I was outraged by a recent event in Japan and by the comment made by the Admiral. Three U. S. servicemen are being tried under Japanese law for snatching a twelve-year-old girl off the streets in Okinawa on September 4 and raping her in the back seat of their rented car.
U. S. relations with Japan were strained even before that incident. And then the Admiral gave his famous explanation. "I think it was absolutely stupid. I've said several times, for the price they (the servicemen) paid to rent the car they could have had a girl." He thinks it was about sex. After all, boys will be boys.
He really didn't get it. The "oldest profession in the world" has offered sex for sale since the beginning of time. Legal or illegal, moral or immoral, it involves a business deal between two consenting people.
But rape is a crime of violence, of power, of dominance. It's rape if the woman says no. And it is something even more unspeakable if the female is 12 years old.
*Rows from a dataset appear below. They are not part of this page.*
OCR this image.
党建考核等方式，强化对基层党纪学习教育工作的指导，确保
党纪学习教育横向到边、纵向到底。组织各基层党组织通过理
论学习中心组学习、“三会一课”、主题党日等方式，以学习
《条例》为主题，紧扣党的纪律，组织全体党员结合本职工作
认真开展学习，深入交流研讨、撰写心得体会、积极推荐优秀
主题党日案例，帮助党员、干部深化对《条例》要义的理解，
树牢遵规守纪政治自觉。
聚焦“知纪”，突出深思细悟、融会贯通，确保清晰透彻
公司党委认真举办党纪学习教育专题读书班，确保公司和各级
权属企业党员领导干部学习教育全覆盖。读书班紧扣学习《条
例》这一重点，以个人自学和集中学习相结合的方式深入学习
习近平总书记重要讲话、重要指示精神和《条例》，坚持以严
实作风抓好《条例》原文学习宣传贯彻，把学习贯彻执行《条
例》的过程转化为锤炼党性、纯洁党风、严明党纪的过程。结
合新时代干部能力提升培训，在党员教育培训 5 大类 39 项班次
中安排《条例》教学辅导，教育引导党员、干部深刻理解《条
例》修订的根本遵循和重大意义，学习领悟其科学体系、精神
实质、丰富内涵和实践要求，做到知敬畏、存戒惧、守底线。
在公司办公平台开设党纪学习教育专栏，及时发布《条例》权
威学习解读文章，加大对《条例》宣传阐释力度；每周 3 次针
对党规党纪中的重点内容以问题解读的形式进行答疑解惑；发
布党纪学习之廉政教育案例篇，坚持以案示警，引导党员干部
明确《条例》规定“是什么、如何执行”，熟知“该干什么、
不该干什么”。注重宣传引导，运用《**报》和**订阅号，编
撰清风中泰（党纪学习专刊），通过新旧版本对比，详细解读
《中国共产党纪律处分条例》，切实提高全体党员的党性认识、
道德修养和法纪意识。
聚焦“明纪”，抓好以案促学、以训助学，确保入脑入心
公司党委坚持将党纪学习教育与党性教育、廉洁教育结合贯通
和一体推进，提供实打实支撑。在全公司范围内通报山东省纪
When the American sailors raped a little girl it was not about sex but about power -- power over a female child who could not defend herself. It was a vicious crime.
The Admiral failed to know the difference, and by his comment trivialized a tragic incident. After several calls from the White House he admitted he "made a serious mistake," and somewhat later offered to retire early, with full pension no doubt. No date was set for the retirement. Yes, his career is over, not because of one stupid mistake but because of an attitude no longer tolerable. The fate of the sailors is not known yet.
I had hoped that the Tailhook episode just four years ago had sensitized Navy brass to the fact that human rights include women's rights. Three Admirals and a Navy civilian were cited for failing to pursue aggressively officers who sexually assaulted at least 26 women at the Tailhook aviator's convention. Two of the Admirals resigned under pressure.
It's not only the military. The sexual abuse of power over women in various fields is oh so slowly being exposed and punished in this country. Professional organizations are beginning to root out the abusers. Men are speaking out and women are gaining the courage to fight abuse.
Just this fall women from 181 nations met in Beijing for the U. N.'s 4th World Conference on Women. For the first time, women from all over the world were able to insert into a U. N. document a statement affirming woman's rights to make sexual decisions free of coercion and violence. It declared, worldwide, a woman's right to say no.
It also addressed the rights of children. Dottie Lamm, a lifelong defender of children's rights reported, "Out of Africa and into the Platform of Action ... comes a brand new chapter entitled, 'The Girl Child'. Delegates from around the world are uniting in their passion to end atrocities and discrimination practiced against the world's daughters and to eliminate the laws and cultural practices that render girls less valuable.
We have come a long way -- from the days when a woman was legally the property of her husband to the U. N. document -- but we still have a long way to go. Most men know that rape is not about sex, but about owning and dominating women. They are as angry as the women over the incident in Okinawa." But the Admiral didn't "get it." Too many men still "don't get it." When will they ever learn?
I think of the twelve year old girls that I have watched playing soccer on fall afternoons here in Grand Junction. They are the same age as the little girl in Okinawa. Somehow the violence has to be stopped.
I wonder what happened to that little girl in Okinawa.